Issuing a statement on an obscure Mormon religious practice—-one with which the candidate has no established connection whatsoever—-would be unnecessary and unhelpful. Unless Romney is running to defend and vindicate every detail of LDS faith and practice (including its possibly illegitimate excesses) there’s just no reason for him to take this up.

That would all change, though, if Romney began invoking the doctrine of posthumous baptism on the stump. This is exactly what has happened with another little-known aspect of LDS belief—-the view that U.S. Constitution is actually divine . Most of this Mormon belief appears to me to be a wholly mainstream and orthodox view that God in his providence sustains all history and reality, including the founding of our nation. But this belief also appears to go much further. As LDS President Ezra Taft Benson wrote in 1988 :

I reverence the Constitution of the United States as a sacred document. To me its words are akin to the revelations of God, for God has placed His stamp of approval upon it.

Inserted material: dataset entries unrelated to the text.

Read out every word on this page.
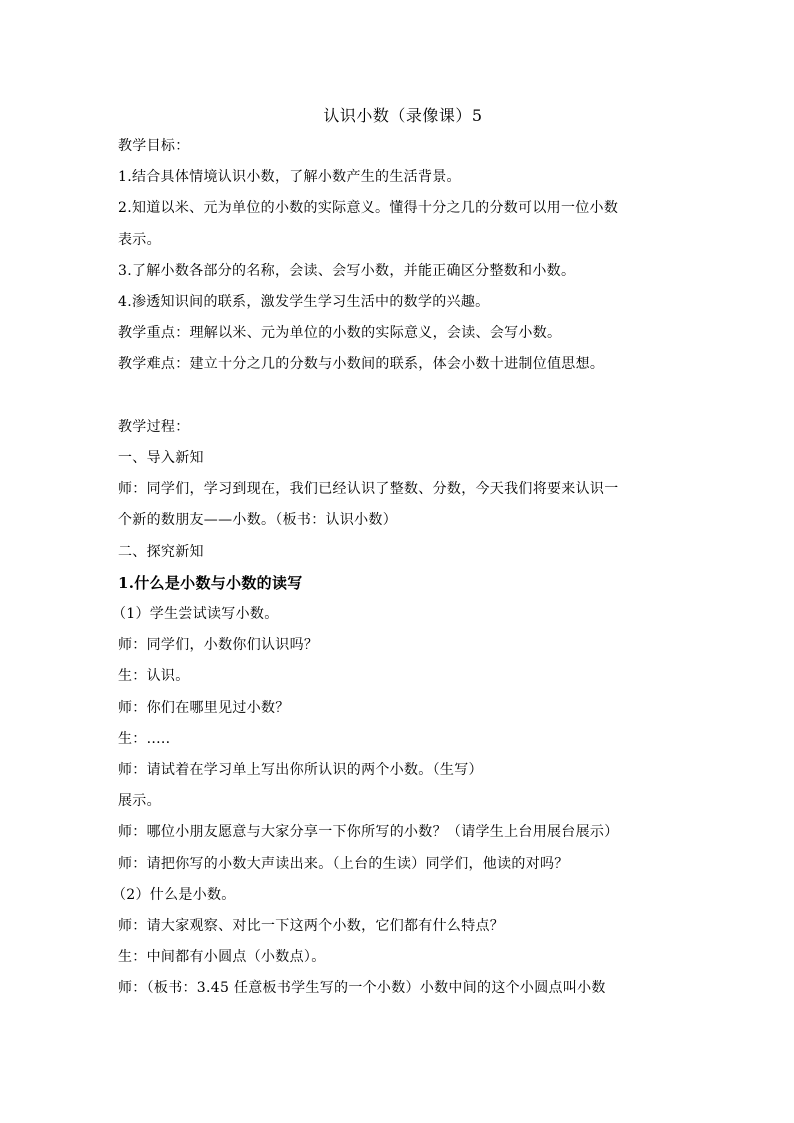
认识小数（录像课）5

教学目标：

1.结合具体情境认识小数，了解小数产生的生活背景。

2.知道以米、元为单位的小数的实际意义。懂得十分之几的分数可以用一位小数

表示。

3.了解小数各部分的名称，会读、会写小数，并能正确区分整数和小数。

4.渗透知识间的联系，激发学生学习生活中的数学的兴趣。

教学重点：理解以米、元为单位的小数的实际意义，会读、会写小数。

教学难点：建立十分之几的分数与小数间的联系，体会小数十进制位值思想。

教学过程：

一、导入新知

师：同学们，学习到现在，我们已经认识了整数、分数，今天我们将要来认识一

个新的数朋友——小数。（板书：认识小数）

二、探究新知

1.什么是小数与小数的读写

（1）学生尝试读写小数。

师：同学们，小数你们认识吗？

生：认识。

师：你们在哪里见过小数？

生：.....

师：请试着在学习单上写出你所认识的两个小数。（生写）

展示。

师：哪位小朋友愿意与大家分享一下你所写的小数？（请学生上台用展台展示）

师：请把你写的小数大声读出来。（上台的生读）同学们，他读的对吗？

（2）什么是小数。

师：请大家观察、对比一下这两个小数，它们都有什么特点？

生：中间都有小圆点（小数点）。

师：（板书：3.45 任意板书学生写的一个小数）小数中间的这个小圆点叫小数
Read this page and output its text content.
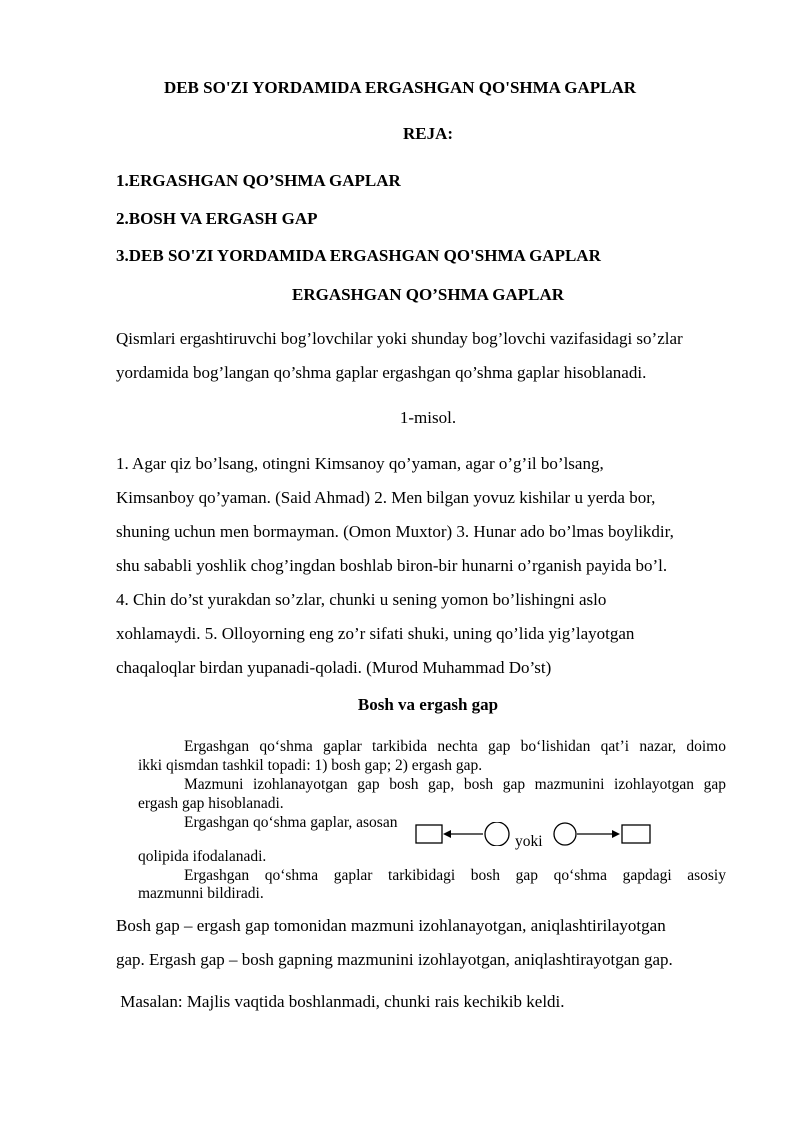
DEB SO'ZI YORDAMIDA ERGASHGAN QO'SHMA GAPLAR
REJA:
1.ERGASHGAN QO’SHMA GAPLAR
2.BOSH VA ERGASH GAP
3.DEB SO'ZI YORDAMIDA ERGASHGAN QO'SHMA GAPLAR
ERGASHGAN QO’SHMA GAPLAR
Qismlari ergashtiruvchi bog’lovchilar yoki shunday bog’lovchi vazifasidagi so’zlar
yordamida bog’langan qo’shma gaplar ergashgan qo’shma gaplar hisoblanadi.
1-misol.
1. Agar qiz bo’lsang, otingni Kimsanoy qo’yaman, agar o’g’il bo’lsang,
Kimsanboy qo’yaman. (Said Ahmad) 2. Men bilgan yovuz kishilar u yerda bor,
shuning uchun men bormayman. (Omon Muxtor) 3. Hunar ado bo’lmas boylikdir,
shu sababli yoshlik chog’ingdan boshlab biron-bir hunarni o’rganish payida bo’l.
4. Chin do’st yurakdan so’zlar, chunki u sening yomon bo’lishingni aslo
xohlamaydi. 5. Olloyorning eng zo’r sifati shuki, uning qo’lida yig’layotgan
chaqaloqlar birdan yupanadi-qoladi. (Murod Muhammad Do’st)
Bosh va ergash gap
Ergashgan qo‘shma gaplar tarkibida nechta gap bo‘lishidan qat’i nazar, doimo
ikki qismdan tashkil topadi: 1) bosh gap; 2) ergash gap.
Mazmuni izohlanayotgan gap bosh gap, bosh gap mazmunini izohlayotgan gap
ergash gap hisoblanadi.
Ergashgan qo‘shma gaplar, asosan
yoki
qolipida ifodalanadi.
Ergashgan qo‘shma gaplar tarkibidagi bosh gap qo‘shma gapdagi asosiy
mazmunni bildiradi.
Bosh gap – ergash gap tomonidan mazmuni izohlanayotgan, aniqlashtirilayotgan
gap. Ergash gap – bosh gapning mazmunini izohlayotgan, aniqlashtirayotgan gap.
Masalan: Majlis vaqtida boshlanmadi, chunki rais kechikib keldi.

This, I think, is a step too far in civic religion. As  Politico’s  Reid Epstein  reported  (apparently not grasping the doctrinal significance of the statement), earlier this week in Arizona, Romney invoked this Mormon belief, saying of the Constitution and Declaration “They’re either inspired by God or written by brilliant people or perhaps a combination of both.”

To ask what he means by this is a very fair question indeed. Many of the commenters in James Rogers’ article on Romney’s statement have claimed that by “divine inspiration” Mormons mean something very different from what Christians mean. Fair enough. But what, exactly, does presidential candidate Mitt Romney mean when he uses such theologically freighted language during campaign events?